THE VEDAS AND THE METHOD OF INTERPRETATION (PART-2)


The Mimansa later on tells us again that one of the reasons why it is necessary to change the form of words, by dividing them into parts, is that the common meaning involves a censure on the actions of gods, who are otherwise esteemed and regarded as good; and it mentions Indra specially in this connection.

As it is impossible to conceive that they are guilty of misconduct, the Mimansa tells us to see if it is possible to get a different and more suitable meaning out of the same words. So, we hit upon this method of interpretation, by the means of which we divide words into the parts which comprise them, and find that they bear a very different meaning, which involves no censure on anyone, which has a reference to the laws of Nature, and is consistent in this sense throughout.

The Mimansa tells us that this method applies to the text of the Smrtis too. And so if we apply it, we shall find that the real meaning of the great Epics and Puranas is very different from what it is commonly believed to be.

For instance, we find that if we accept the common meaning of the text, a number of actions of the gods and heroes who figure in these works,- Krishna in particular and even Rama - are not free from censure. But if we adopt this method of interpretation, we find that the whole idea is very different; and the entire "story" is transformed into a narrative of the different systems of philosophy and religion. This has been explained in the case of the Mahabharata, and a similar explanation of the Ramayana and the Bhagavat Purana, which includes an account of all the principal incarnations of Vishnu, will follow in due course. As these constitute the subject matter of a large number of Puranas, it would be found that this method of interpretation applies to the entire range of the sacred books of the Hindus; and that is what the Mimansa tells us.
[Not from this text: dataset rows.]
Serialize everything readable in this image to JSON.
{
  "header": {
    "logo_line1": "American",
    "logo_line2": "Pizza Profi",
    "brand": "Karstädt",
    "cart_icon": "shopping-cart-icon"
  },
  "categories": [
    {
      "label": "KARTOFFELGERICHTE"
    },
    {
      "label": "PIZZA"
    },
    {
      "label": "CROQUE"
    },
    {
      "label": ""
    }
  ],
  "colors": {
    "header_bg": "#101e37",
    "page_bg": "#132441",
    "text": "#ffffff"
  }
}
The sacred books, when properly interpreted, refer to action of all kinds; but more specially in connection with the Gunas, which are associated with Prakrti. It is not difficult to give a rational explanation of why a word should be divided into parts to give its correct meaning; but there are cases where words do not need to be altered in this way, and their common meaning remains. We cannot lay down any hard and fast rules to get the real meaning of words; and the only test is that it should fit into the context. That is the proof of its correctness, and of the glory and greatness of the Vedas. But it must fill all gaps and be taken as whole.

Character of a name: There are some who believe that, in such a case, when a name is given to an object, the rule should be that there should be a clear mention of the Gunas. But this is not possible, for a name may refer to two equal actions; and in such a case a single word would need to have another meaning too.
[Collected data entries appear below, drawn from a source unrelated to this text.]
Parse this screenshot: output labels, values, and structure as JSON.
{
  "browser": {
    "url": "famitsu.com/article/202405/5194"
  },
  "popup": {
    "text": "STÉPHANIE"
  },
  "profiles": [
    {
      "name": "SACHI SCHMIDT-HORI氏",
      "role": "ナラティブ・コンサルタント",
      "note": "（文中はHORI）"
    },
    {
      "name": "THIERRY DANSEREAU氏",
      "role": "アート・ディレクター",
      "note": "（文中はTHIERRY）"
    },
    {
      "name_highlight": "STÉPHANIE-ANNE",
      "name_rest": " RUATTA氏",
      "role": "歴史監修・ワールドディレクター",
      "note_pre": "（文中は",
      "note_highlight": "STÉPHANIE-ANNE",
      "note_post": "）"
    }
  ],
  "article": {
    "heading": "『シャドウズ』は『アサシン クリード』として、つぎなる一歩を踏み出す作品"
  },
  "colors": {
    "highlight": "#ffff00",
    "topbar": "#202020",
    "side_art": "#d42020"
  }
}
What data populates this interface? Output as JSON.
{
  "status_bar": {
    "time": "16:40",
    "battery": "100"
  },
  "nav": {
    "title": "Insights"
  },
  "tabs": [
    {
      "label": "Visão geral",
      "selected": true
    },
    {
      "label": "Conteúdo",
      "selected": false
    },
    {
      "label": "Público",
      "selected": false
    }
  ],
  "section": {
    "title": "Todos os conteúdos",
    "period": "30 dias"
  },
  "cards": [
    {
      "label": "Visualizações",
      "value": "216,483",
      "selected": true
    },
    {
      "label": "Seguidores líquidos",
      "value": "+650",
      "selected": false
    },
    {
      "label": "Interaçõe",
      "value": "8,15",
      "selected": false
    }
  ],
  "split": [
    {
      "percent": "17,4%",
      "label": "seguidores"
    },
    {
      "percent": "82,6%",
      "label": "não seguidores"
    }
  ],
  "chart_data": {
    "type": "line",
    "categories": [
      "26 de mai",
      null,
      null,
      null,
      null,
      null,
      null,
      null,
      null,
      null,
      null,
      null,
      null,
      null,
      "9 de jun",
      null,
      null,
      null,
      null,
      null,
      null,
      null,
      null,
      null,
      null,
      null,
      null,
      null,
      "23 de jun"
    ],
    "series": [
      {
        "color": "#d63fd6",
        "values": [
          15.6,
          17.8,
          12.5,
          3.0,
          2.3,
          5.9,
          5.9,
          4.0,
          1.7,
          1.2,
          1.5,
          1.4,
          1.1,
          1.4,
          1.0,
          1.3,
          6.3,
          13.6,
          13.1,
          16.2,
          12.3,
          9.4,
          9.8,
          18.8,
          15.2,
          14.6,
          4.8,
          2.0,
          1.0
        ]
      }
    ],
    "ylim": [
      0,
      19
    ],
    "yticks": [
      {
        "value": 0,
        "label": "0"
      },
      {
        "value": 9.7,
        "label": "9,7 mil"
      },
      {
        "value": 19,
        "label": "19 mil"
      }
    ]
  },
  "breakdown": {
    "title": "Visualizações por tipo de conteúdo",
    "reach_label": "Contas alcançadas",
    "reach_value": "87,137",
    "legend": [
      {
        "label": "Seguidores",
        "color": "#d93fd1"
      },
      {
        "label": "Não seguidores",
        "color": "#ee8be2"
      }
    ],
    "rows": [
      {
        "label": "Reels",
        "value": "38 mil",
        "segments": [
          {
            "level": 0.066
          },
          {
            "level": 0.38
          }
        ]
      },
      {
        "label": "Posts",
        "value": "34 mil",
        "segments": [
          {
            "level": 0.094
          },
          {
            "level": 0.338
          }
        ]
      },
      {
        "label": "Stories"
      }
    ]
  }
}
There are others who maintain that a word and its attributes should go together; that we should not divide it into parts to get the idea of action; and that there should not be different rules in connection with different words. But this is not always possible; for if a word and its attribute should always go together, so should a word and the object to which it refers. Again, suppose there is mention of the word barhis (meaning sacrificial grass) and ajya (meaning clarified butter poured over the sacrificial fire) in the text, but no consecrating ceremony,- should we then say that these words have no meaning? We should, of course, agree that they have their ordinary meanings if they were used in connection with vessels of holy water required for a sacrifice. The same would be true in connection with another word,- nirmanthya (meaning, being stirred or churned). It is true that there is no variation in the meaning of the word Vaisva-deva (meaning, relating to all gods); and that is so because of the nature of what it signifies,- something that is perceptible to the senses, and requires no discussion of the thing itself; and if we were to give a different meaning to the word, it would make no sense at all. The idea of the Gunas, however, is different.
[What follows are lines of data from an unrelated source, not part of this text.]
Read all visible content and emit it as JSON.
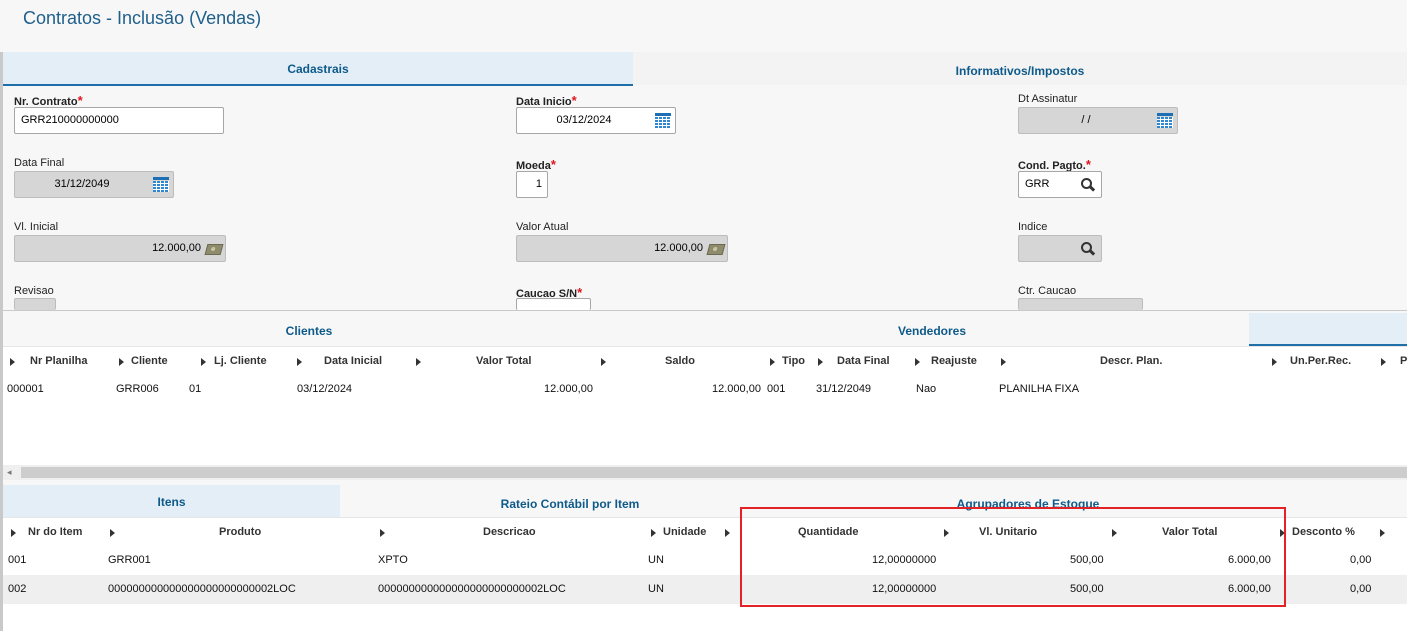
{
  "page_title": "Contratos - Inclusão (Vendas)",
  "top_tabs": [
    "Cadastrais",
    "Informativos/Impostos"
  ],
  "form": {
    "nr_contrato": {
      "label": "Nr. Contrato",
      "value": "GRR210000000000"
    },
    "data_inicio": {
      "label": "Data Inicio",
      "value": "03/12/2024"
    },
    "dt_assinatur": {
      "label": "Dt Assinatur",
      "value": "/ /"
    },
    "data_final": {
      "label": "Data Final",
      "value": "31/12/2049"
    },
    "moeda": {
      "label": "Moeda",
      "value": "1"
    },
    "cond_pagto": {
      "label": "Cond. Pagto.",
      "value": "GRR"
    },
    "vl_inicial": {
      "label": "Vl. Inicial",
      "value": "12.000,00"
    },
    "valor_atual": {
      "label": "Valor Atual",
      "value": "12.000,00"
    },
    "indice": {
      "label": "Indice",
      "value": ""
    },
    "revisao": {
      "label": "Revisao",
      "value": ""
    },
    "caucao": {
      "label": "Caucao S/N",
      "value": ""
    },
    "ctr_caucao": {
      "label": "Ctr. Caucao",
      "value": ""
    }
  },
  "mid_tabs": [
    "Clientes",
    "Vendedores"
  ],
  "planilha_grid": {
    "headers": [
      "Nr Planilha",
      "Cliente",
      "Lj. Cliente",
      "Data Inicial",
      "Valor Total",
      "Saldo",
      "Tipo",
      "Data Final",
      "Reajuste",
      "Descr. Plan.",
      "Un.Per.Rec.",
      "P"
    ],
    "rows": [
      [
        "000001",
        "GRR006",
        "01",
        "03/12/2024",
        "12.000,00",
        "12.000,00",
        "001",
        "31/12/2049",
        "Nao",
        "PLANILHA FIXA",
        "",
        ""
      ]
    ]
  },
  "bottom_tabs": [
    "Itens",
    "Rateio Contábil por Item",
    "Agrupadores de Estoque"
  ],
  "items_grid": {
    "headers": [
      "Nr do Item",
      "Produto",
      "Descricao",
      "Unidade",
      "Quantidade",
      "Vl. Unitario",
      "Valor Total",
      "Desconto %"
    ],
    "rows": [
      [
        "001",
        "GRR001",
        "XPTO",
        "UN",
        "12,00000000",
        "500,00",
        "6.000,00",
        "0,00"
      ],
      [
        "002",
        "000000000000000000000000002LOC",
        "000000000000000000000000002LOC",
        "UN",
        "12,00000000",
        "500,00",
        "6.000,00",
        "0,00"
      ]
    ]
  },
  "scroll_left_glyph": "◂",
  "colors": {
    "accent": "#1f6fa8",
    "highlight_box": "#e32227",
    "required": "#e0141e"
  }
}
No fixed rules: As has already been observed, we cannot lay down any hard and fast rules to get the correct meaning of words; and their only test is their suitability in connection with the context. We must, however, remember that an attribute is meant to describe the characteristics of an object; and this requires that the attributes should be in their proper place, and that nothing should be meaningless; for the whole significance of the text depends on their use. This means that nothing should be left out.

Requirements of interpretation: Now, in order to interpret a Vedic text in the light of action or the law of creation, we have to show that the whole of it,- with all its names - remains unbroken when understood in this manner; whereas it makes little sense when understood in terms of the praise of the gods. It is not necessary that there should be any authority in support of this; for the authority is the manner in which we have to fix a meaning, when we are able to find a cause, and the text makes little sense. For instance, when there is a reference to an actor, there may be a number of causes for his action, and we have to find them out; and we fix the meaning of a word in the same manner. That is the proof of the correctness of our meaning,- namely, that it fits into the text; and testifies to the glory of the Vedas, and their wealth, and shows that the matters of which they speak are eternal.

The value of this interpretation lies in its ability to fill all gaps of thought in case of confused, doubtful or ambiguous expressions; but we have to understand it in the light of the meaning it yields, and conceive of it as part of a great whole.